Dal primo gennaio 2024 sarà ancora più difficile effettuare diagnosi genetica su soggetti con sospetta malattia rara. La denuncia arriva dalla Società Italiana di Genetica Umana (SIGU) e dall’Osservatorio Malattie Rare (OMAR).
Gli aggiornamenti non includono indagini genetiche mirate
Il primo punto lo sottolinea la genetista Daniela Zuccarello, rappresentante della SIGU e dirigente medico presso l’Unità Operativa di genetica Clinica dell’Azienda Ospedale-Università di Padova: «il tariffario è stato aggiornato, peccato però che molte prestazioni relative alla genetica, oggi essenziali per fornire una risposta diagnostica tempestiva e certa ai pazienti con patologie rare senza diagnosi, non siano state inserite, e ciò significa che il SSN non le fornirà gratuitamente».
Ne consegue che ogni Regione si organizzerà come meglio potrà: quelle che possono contare su fondi ah hoc potranno continuare a garantire l’erogazione gratuita, ma pesando sul bilancio extra-LEA, mentre le altre potranno chiedere una copartecipazione delle famiglie o, addirittura, addebitare loro tutto il costo.
La spesa per il sequenziamento dell’esoma in trio, metodica oggi utilizzata per l’indagine contemporanea su migliaia di geni, è di 2000 euro, costo che non tutte le famiglie possono permettersi. Ciò significa non garantire un accesso alle cure equo creando. Aggiunge la dottoressa Zuccarello: «in pratica, non potremo eseguire indagini genetiche mirate in tutte quelle situazioni in cui non si può porre il sospetto diagnostico legato ad una malattia rara esente».
Cambiano i codici di esenzione
Sempre dal primo gennaio 2024 non sarà più possibile utilizzare il codice di esenzione unico R99, valido fino a oggi per i sospetti di malattia rare. Sarà necessario selezionare il codice specifico R da un elenco contenuto nell’allegato 7, riferito a un codice P, contenuto nell’allegato 4, che indica la malattia sospettata. E se la malattia non fosse compresa nell’elenco? Oppure, se la clinica non avesse ancora la possibilità di porre il corretto sospetto diagnostico? In entrambi i casi, il paziente non potrà più accedere all’indagine genetica.
«Il problema – interviene Ilaria Ciancaleoni Bartoli, direttrice dell’Osservatorio Malattie Rare – è che i codici di esenzione per malattia rara non vengono aggiornati dal 2017. Inoltre, non è stato applicato quanto previsto dal Testo Unico Malattie Rare, che aveva giustamente indicato la necessità di trasferire nel nostro sistema di esenzioni gli Orphacode, gli unici che garantirebbero di non lasciar fuori alcuna patologia nota».
Problemi in vista anche per lo screening del DNA fetale non invasivo (NIPT) e per la diagnosi preimpianto per le patologie monogeniche (PGT-M) e le alterazioni cromosomiche strutturali e numeriche (PGT-SR).
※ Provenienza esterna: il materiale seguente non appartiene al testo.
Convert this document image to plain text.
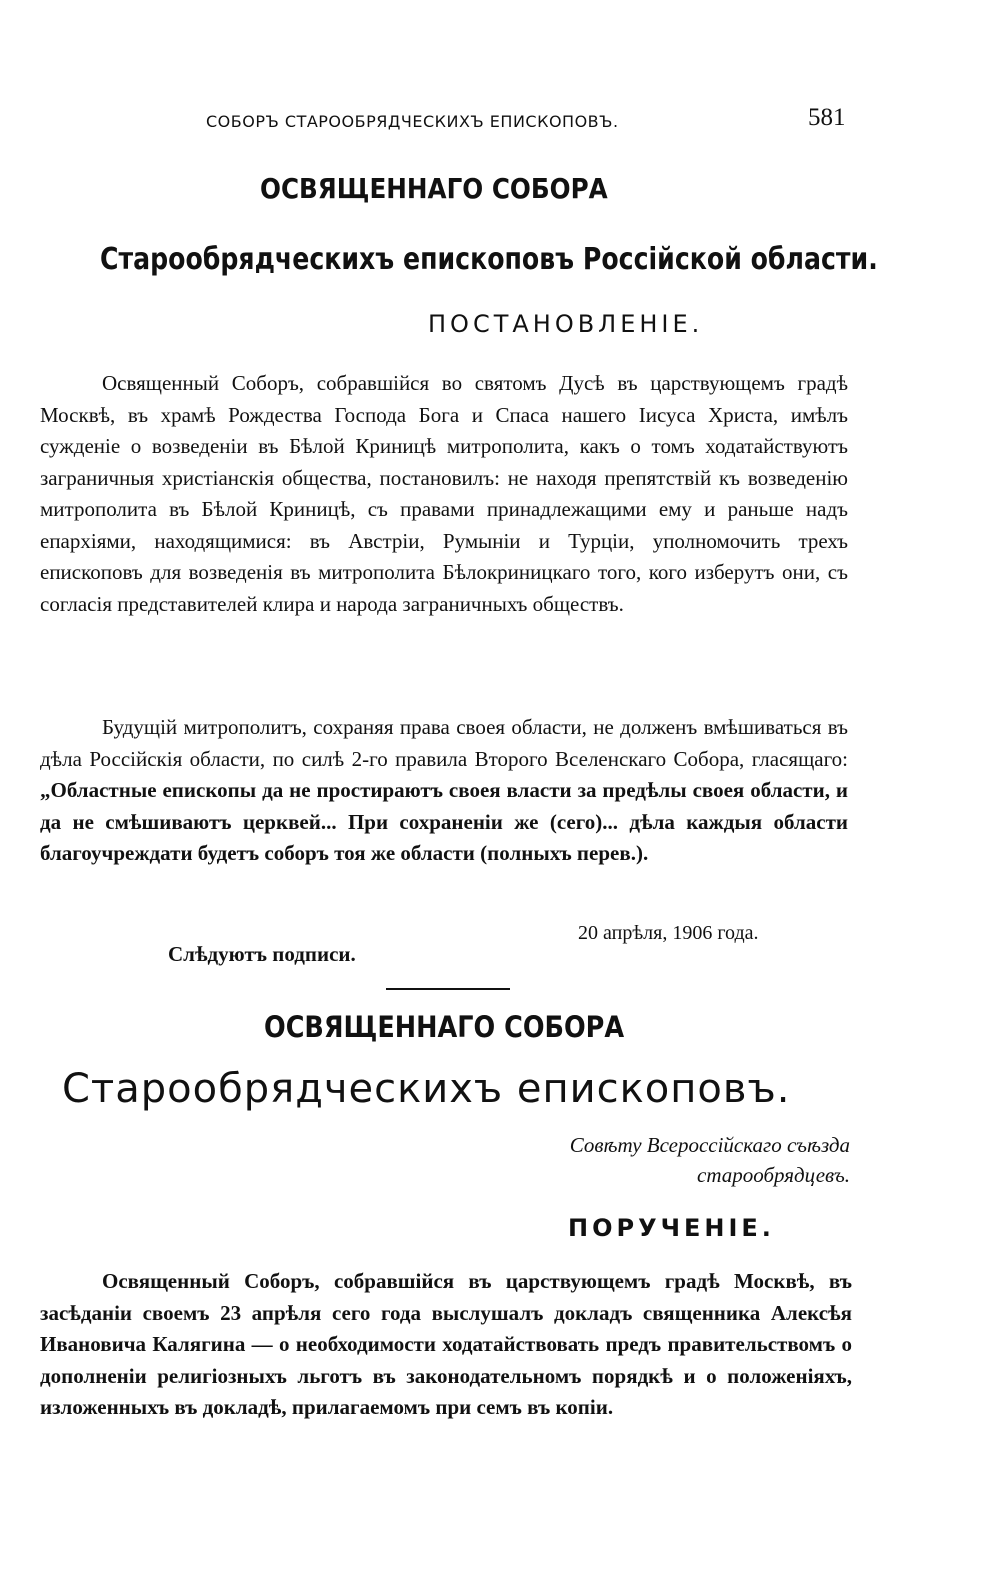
СОБОРЪ СТАРООБРЯДЧЕСКИХЪ ЕПИСКОПОВЪ.	581
ОСВЯЩЕННАГО СОБОРА
Старообрядческихъ епископовъ Россiйской области.
ПОСТАНОВЛЕНІЕ.

Освященный Соборъ, собравшiйся во святомъ Дусѣ въ царствующемъ градѣ Москвѣ, въ храмѣ Рождества Господа Бога и Спаса нашего Іисуса Христа, имѣлъ сужденiе о возведенiи въ Бѣлой Криницѣ митрополита, какъ о томъ ходатайствуютъ заграничныя христiанскiя общества, постановилъ: не находя препятствiй къ возведенiю митрополита въ Бѣлой Криницѣ, съ правами принадлежащими ему и раньше надъ епархiями, находящимися: въ Австрiи, Румынiи и Турцiи, уполномочить трехъ епископовъ для возведенiя въ митрополита Бѣлокриницкаго того, кого изберутъ они, съ согласiя представителей клира и народа заграничныхъ обществъ.

Будущiй митрополитъ, сохраняя права своея области, не долженъ вмѣшиваться въ дѣла Россiйскiя области, по силѣ 2-го правила Второго Вселенскаго Собора, гласящаго: „Областные епископы да не простираютъ своея власти за предѣлы своея области, и да не смѣшиваютъ церквей... При сохраненiи же (сего)... дѣла каждыя области благоучреждати будетъ соборъ тоя же области (полныхъ перев.).

20 апрѣля, 1906 года.
Слѣдуютъ подписи.
ОСВЯЩЕННАГО СОБОРА
Старообрядческихъ епископовъ.
Совѣту Всероссiйскаго съѣзда старообрядцевъ.
ПОРУЧЕНІЕ.

Освященный Соборъ, собравшiйся въ царствующемъ градѣ Москвѣ, въ засѣданiи своемъ 23 апрѣля сего года выслушалъ докладъ священника Алексѣя Ивановича Калягина — о необходимости ходатайствовать предъ правительствомъ о дополненiи религiозныхъ льготъ въ законодательномъ порядкѣ и о положенiяхъ, изложенныхъ въ докладѣ, прилагаемомъ при семъ въ копiи.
Anche in questo caso, mancano i codici.
NIPT e diagnosi preimpianto PGT-M e PGT-SR
Spiega la dottoressa Zuccarello: «il NIPT non è stato inserito nei LEA che entreranno in vigore dal 2024 e questo è il primo problema. Nonostante ciò, sempre più donne scelgono di effettuarlo, pagandolo di tasca propria in regime privatistico.
Inoltre, i test NIPT offerti sul mercato sono sempre più estesi, cioè indagano la possibilità di presenza di un numero molto alto di patologie, comprese le microdelezioni. Dobbiamo però ricordare che il NIPT è un test di screening, non diagnostico. Nel caso risulti positivo, è necessario procedere con accertamenti diagnostici invasivi. Ma nel tariffario purtroppo è stata inserita solo la diagnosi prenatale invasiva tramite cariotipo standard, che non può mettere in evidenza le microdelezioni, che andrebbero invece indagate tramite CGH-array. In questi casi, la gestante dovrà farsi carico di questa prestazione aggiuntiva, dal costo medio di 800 euro».
Da ultimo, si creerà un controsenso: mentre la Fecondazione Medica Assistita è garantita dai LEA, non lo sono le indagini per verificare che l’embrione da impiantare sia geneticamente sano. «È evidente che questo costringe le coppie a rischio di malattia genetica a rivolgersi ai centri privati, se i centri pubblici non possono offrire loro la possibilità di evitare un aborto terapeutico» il tutto con costi che viaggiano intorno ai 5000 euro.